Q: Which other banks come under this Uco Bank model?
A: At the moment, only Uco Bank and Indian Bank have come under this package. We are now looking at United Bank of India (UBI). It has a very high percentage of NPAs about 35 -36 per cent.
Q: Is there any other model under consideration?
A: The alternative model is the concept of the Asset Reconstruction Fund (ARF) in a new form. The Narasimham Committee is again trying to revisit the idea. A special purpose vehicle must be created which can take over these assets at a discounted price. And against these assets, bonds must be issued to banks. Today, the government is putting money as capitalisation support, and in return it gets a stake in that bank. But if the government puts its money in ARF and not in capitalisation support, instead of getting shares in return, it would get assets.
The other alternative model is the idea of narrow banking where you turn some banks into retail-type outfits with mainly deposit taking activity. This would mean that they would not do any risky business; they would either lend in the call money market or make investments in government paper.
Another alternative is the merger of banks weak with strong. But the experience so far has not been very good.
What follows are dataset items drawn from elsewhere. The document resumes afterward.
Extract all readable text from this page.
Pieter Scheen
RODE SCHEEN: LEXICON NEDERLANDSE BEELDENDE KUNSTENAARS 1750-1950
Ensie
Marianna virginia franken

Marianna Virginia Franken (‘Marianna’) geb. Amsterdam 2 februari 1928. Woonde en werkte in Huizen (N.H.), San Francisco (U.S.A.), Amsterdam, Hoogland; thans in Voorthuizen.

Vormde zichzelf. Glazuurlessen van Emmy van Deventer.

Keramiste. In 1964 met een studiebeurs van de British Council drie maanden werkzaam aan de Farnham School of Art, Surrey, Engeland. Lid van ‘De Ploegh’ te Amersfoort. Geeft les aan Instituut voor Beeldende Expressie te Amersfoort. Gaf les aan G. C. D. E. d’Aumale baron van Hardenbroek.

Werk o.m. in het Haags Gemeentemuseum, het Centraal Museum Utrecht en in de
The New Bank and Punjab National Bank (PNB) merger took an excruciatingly long time.
Q: What about strengthening regulations to help recover NPAs?
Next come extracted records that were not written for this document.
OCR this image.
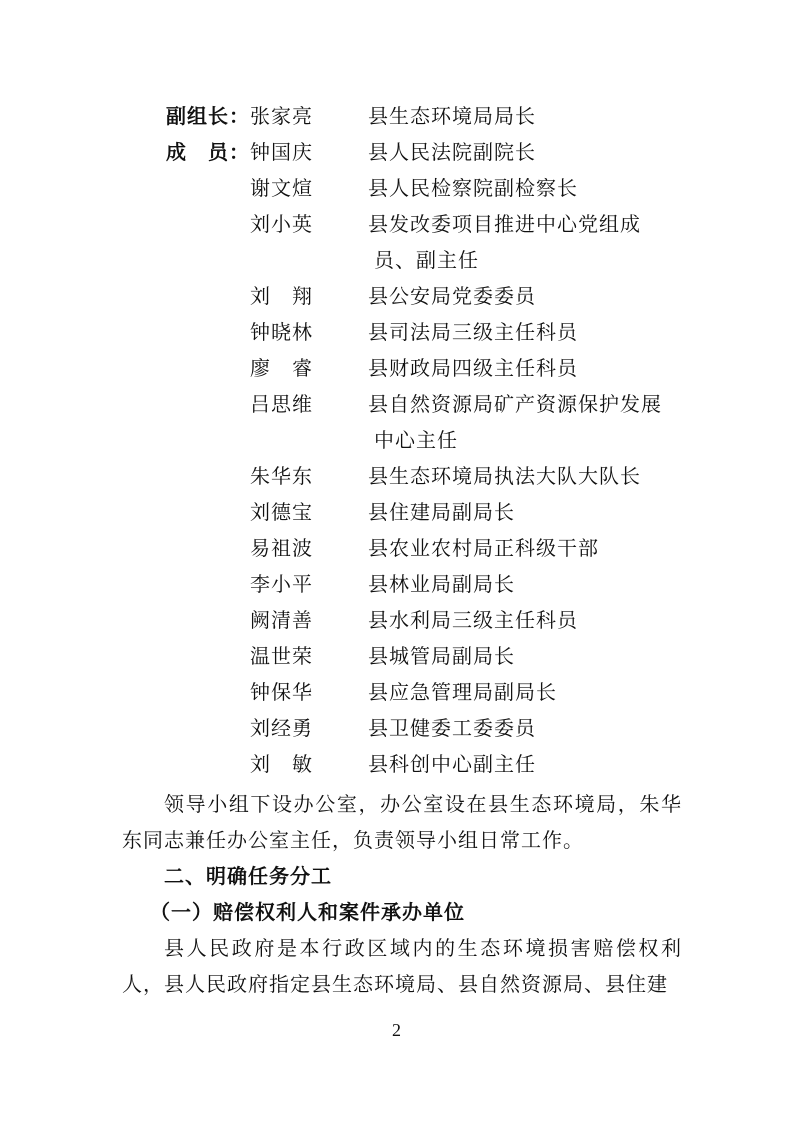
副组长： 张家亮	县生态环境局局长
成　员： 钟国庆	县人民法院副院长
谢文煊	县人民检察院副检察长
刘小英	县发改委项目推进中心党组成
员、副主任
刘　翔	县公安局党委委员
钟晓林	县司法局三级主任科员
廖　睿	县财政局四级主任科员
吕思维	县自然资源局矿产资源保护发展
中心主任
朱华东	县生态环境局执法大队大队长
刘德宝	县住建局副局长
易祖波	县农业农村局正科级干部
李小平	县林业局副局长
阙清善	县水利局三级主任科员
温世荣	县城管局副局长
钟保华	县应急管理局副局长
刘经勇	县卫健委工委委员
刘　敏	县科创中心副主任

领导小组下设办公室，办公室设在县生态环境局，朱华东同志兼任办公室主任，负责领导小组日常工作。

二、明确任务分工
（一）赔偿权利人和案件承办单位

县人民政府是本行政区域内的生态环境损害赔偿权利人，县人民政府指定县生态环境局、县自然资源局、县住建

2
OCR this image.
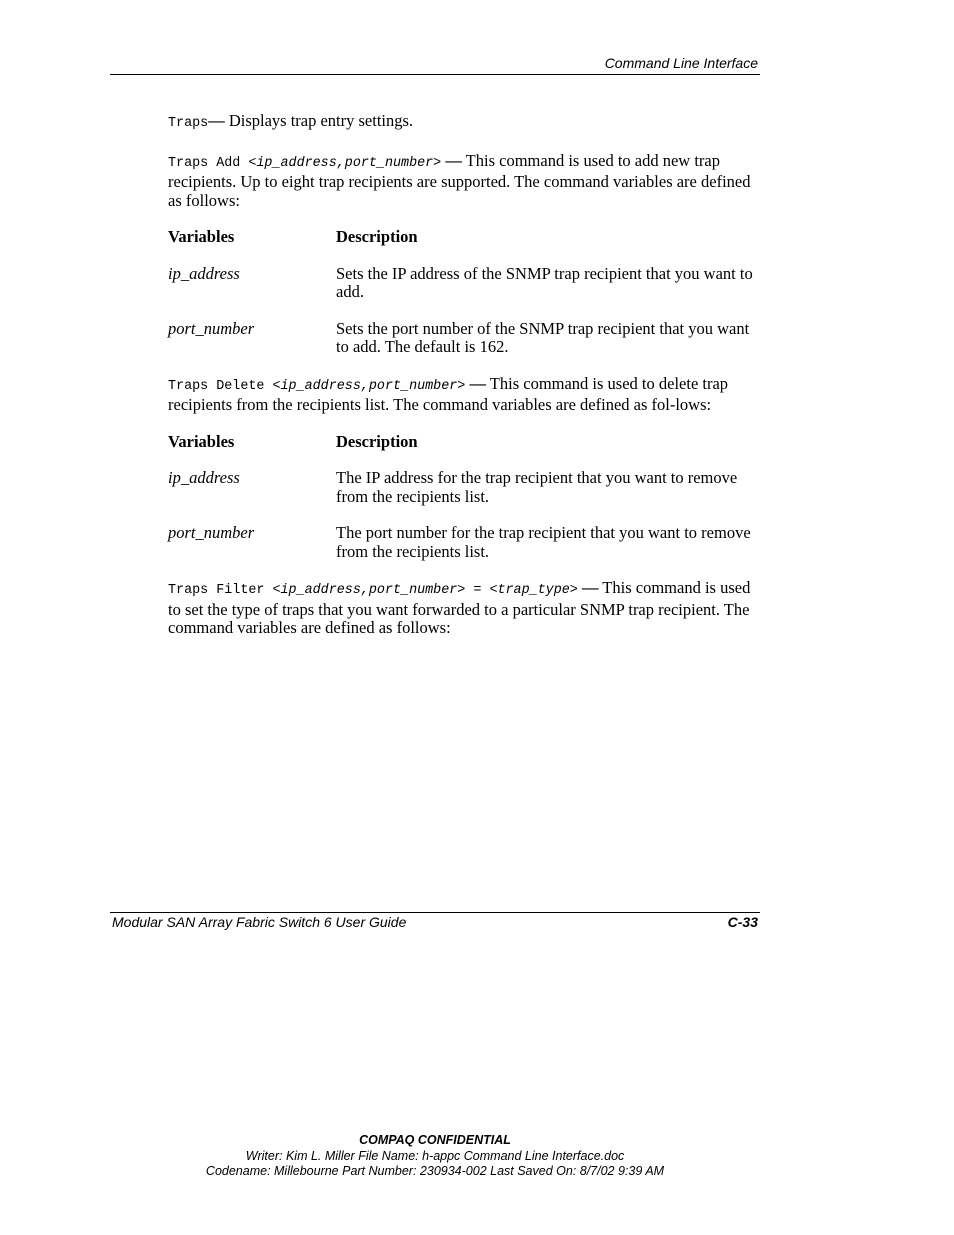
Command Line Interface

Traps— Displays trap entry settings.

Traps Add <ip_address,port_number> — This command is used to add new trap recipients. Up to eight trap recipients are supported. The command variables are defined as follows:

Variables	Description

ip_address	Sets the IP address of the SNMP trap recipient that you want to add.

port_number	Sets the port number of the SNMP trap recipient that you want to add. The default is 162.

Traps Delete <ip_address,port_number> — This command is used to delete trap recipients from the recipients list. The command variables are defined as fol-lows:

Variables	Description

ip_address	The IP address for the trap recipient that you want to remove from the recipients list.

port_number	The port number for the trap recipient that you want to remove from the recipients list.

Traps Filter <ip_address,port_number> = <trap_type> — This command is used to set the type of traps that you want forwarded to a particular SNMP trap recipient. The command variables are defined as follows:

Modular SAN Array Fabric Switch 6 User Guide	C-33
COMPAQ CONFIDENTIAL
Writer: Kim L. Miller File Name: h-appc Command Line Interface.doc
Codename: Millebourne Part Number: 230934-002 Last Saved On: 8/7/02 9:39 AM
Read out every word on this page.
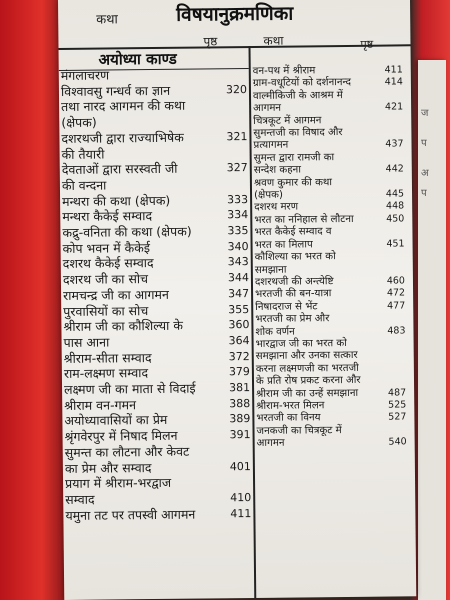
ज
प
अ
प
कथा	विषयानुक्रमणिका
पृष्ठ	कथा	पृष्ठ
अयोध्या काण्ड
मंगलाचरण
विश्वावसु गन्धर्व का ज्ञान	320
तथा नारद आगमन की कथा
(क्षेपक)
दशरथजी द्वारा राज्याभिषेक	321
की तैयारी
देवताओं द्वारा सरस्वती जी	327
की वन्दना
मन्थरा की कथा (क्षेपक)	333
मन्थरा कैकेई सम्वाद	334
कद्रु-वनिता की कथा (क्षेपक)	335
कोप भवन में कैकेई	340
दशरथ कैकेई सम्वाद	343
दशरथ जी का सोच	344
रामचन्द्र जी का आगमन	347
पुरवासियों का सोच	355
श्रीराम जी का कौशिल्या के	360
पास आना	364
श्रीराम-सीता सम्वाद	372
राम-लक्ष्मण सम्वाद	379
लक्ष्मण जी का माता से विदाई	381
श्रीराम वन-गमन	388
अयोध्यावासियों का प्रेम	389
श्रृंगवेरपुर में निषाद मिलन	391
सुमन्त का लौटना और केवट
का प्रेम और सम्वाद	401
प्रयाग में श्रीराम-भरद्वाज
सम्वाद	410
यमुना तट पर तपस्वी आगमन	411
वन-पथ में श्रीराम	411
ग्राम-वधूटियों को दर्शनानन्द	414
वाल्मीकिजी के आश्रम में
आगमन	421
चित्रकूट में आगमन
सुमन्तजी का विषाद और
प्रत्यागमन	437
सुमन्त द्वारा रामजी का
सन्देश कहना	442
श्रवण कुमार की कथा
(क्षेपक)	445
दशरथ मरण	448
भरत का ननिहाल से लौटना	450
भरत कैकेई सम्वाद व
भरत का मिलाप	451
कौशिल्या का भरत को
समझाना
दशरथजी की अन्त्येष्टि	460
भरतजी की बन-यात्रा	472
निषादराज से भेंट	477
भरतजी का प्रेम और
शोक वर्णन	483
भारद्वाज जी का भरत को
समझाना और उनका सत्कार
करना लक्ष्मणजी का भरतजी
के प्रति रोष प्रकट करना और
श्रीराम जी का उन्हें समझाना	487
श्रीराम-भरत मिलन	525
भरतजी का विनय	527
जनकजी का चित्रकूट में
आगमन	540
A: It is being generally felt that the reform of external legal environment has not kept pace with the financial sector reforms. Enforcement of bank securities is a problem, for instance. But NPAs can be for a variety of factors one is that the industry has become uncompetitive per se, say because of technology. In that case the banks must have access to securities against the loan. The other could be just bad credit decisions.
Then there are all kinds of risks in the system today interest risk, market risk, exchange risk etc. And banks will have to take into account all those risks and provide for them. These are the real challenges now. Therefore, the reform process must now move into a micro stage for banks, in that sense. We have created a macro environment which favours autonomous functioning. But the next part now is that banks must be equipped to work in that environment.
Q: Press reports suggest that the banking division has hired McKinsey to suggest changes...
A: The banking division has not hired McKinsey. We have just appointed the Narasimham Committee. Narasimham Committee is our McKinsey.
Q: What is the scope of the Narasimham Committee?
A: It is basically to do some stock taking; that is, to assess at what stage we are and where do we go from here.
Q: Will the Committee meet the March 1998 deadline?
A: Theres no reason why it shouldnt. It is working at a fast pace.
Q: What is the status of the Khan Committee set up to look into the review of operations of financial institutions ?
A: The Khan Committee has been set up by the RBI. It would study the role of the financial institutions vis-a-vis the banks universal banking so to say where banks are doing more and more of term lending and the FIs are extending working capital. The Committee will recommend measures which will take into account this trend to prevent any asset-liability mismatch.
Q: Is the increase in offtake in bank credit secular in nature?
A: Compared to last year the numbers are much better. But as in any sort of situation, there will be certain sectors which do well for reasons like their cyclic nature. But credit offtake is much better.
Q: Does this mean that there is a turnaround now?
A: I wouldnt like to hazard a guess on that. We have to take into account a host of factors like access to foreign capital etc. So to develop some sort of a linkage between credit offtake and the performance of the corporate sector is premature.
Q: Is there a move to categorise infrastructure as a priority sector?
A: No, and I dont think it would be a good idea because then the real priority sector would suffer.